The army sent him to language school at Stanford (where he wishes he had finished, since Stanford is a prestigious school nowadays), where he improved his Italian. After that he was taken to Utah. As a translator, his primary job was to translate the commander’s orders. When he arrived at the camp, only Germans were being kept there—no Italians had yet arrived. George’s “baptism of fire,” as he calls it, came when a troop of Italian prisoners was finally brought into the compound. An old colonel who stood by him as the column of soldiers marched through the games.
The colonel pushed George towards them and ordered him to make them halt. George ran out in front, but did not remember the word for “halt.” So instead he shouted out “Stop!” in Italian, and the column obeyed. He later realized “halt” would have done fine; the Italian equivalent is “alt.”
Popoule wants it to be known how well the prisoners were treated.
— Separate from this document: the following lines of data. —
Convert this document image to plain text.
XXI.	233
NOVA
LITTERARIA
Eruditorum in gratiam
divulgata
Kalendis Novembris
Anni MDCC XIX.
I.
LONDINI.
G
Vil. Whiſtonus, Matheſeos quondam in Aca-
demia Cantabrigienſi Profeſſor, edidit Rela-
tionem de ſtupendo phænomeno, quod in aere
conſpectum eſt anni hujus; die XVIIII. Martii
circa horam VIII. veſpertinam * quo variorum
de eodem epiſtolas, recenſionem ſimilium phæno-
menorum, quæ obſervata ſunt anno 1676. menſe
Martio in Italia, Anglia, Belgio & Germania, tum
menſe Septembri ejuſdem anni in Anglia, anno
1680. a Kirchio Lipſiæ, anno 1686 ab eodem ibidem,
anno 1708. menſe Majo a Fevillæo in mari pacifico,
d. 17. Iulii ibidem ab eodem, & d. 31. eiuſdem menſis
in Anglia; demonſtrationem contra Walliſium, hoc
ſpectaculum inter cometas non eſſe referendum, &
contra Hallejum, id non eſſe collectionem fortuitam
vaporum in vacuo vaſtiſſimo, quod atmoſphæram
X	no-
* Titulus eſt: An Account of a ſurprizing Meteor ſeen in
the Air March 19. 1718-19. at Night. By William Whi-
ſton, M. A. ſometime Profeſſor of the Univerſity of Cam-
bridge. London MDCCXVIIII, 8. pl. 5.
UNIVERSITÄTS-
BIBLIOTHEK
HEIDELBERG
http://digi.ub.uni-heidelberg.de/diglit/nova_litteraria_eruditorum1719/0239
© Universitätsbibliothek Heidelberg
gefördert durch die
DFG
They were not abused in any way. He remembers life at the POW camp well. The Italians were allowed to cook their own food, and he would sometimes go down and eat alongside them, because their food was better than his own. He said he became friends with a lot of nice men.
The POWs were given tools for activities, and George received gifts like paintings. He was amazed to see a few Germans had constructed a small radio. The prisoners, if they attempted to escape (which happened rarely), were locked up for a whole week, with nothing to eat but bread and water. This was the only time prisoners were not treated well.
George oversaw a company of 200 Italian soldiers for the rest of the war. While the Geneva Convention prohibited hard prison labor, the Italians had plenty of tasks to keep them busy.
George never became a freelance writer. When he got back from Utah, he finished college at UMKC, receiving a degree in history and language. He then went into the restaurant business, where he was needed by his family. He married Goldie, my “Yia-Yia” (grandmother) who was also Greek. They met at a picnic at the Greek Orthodox Church, which they now attend regularly.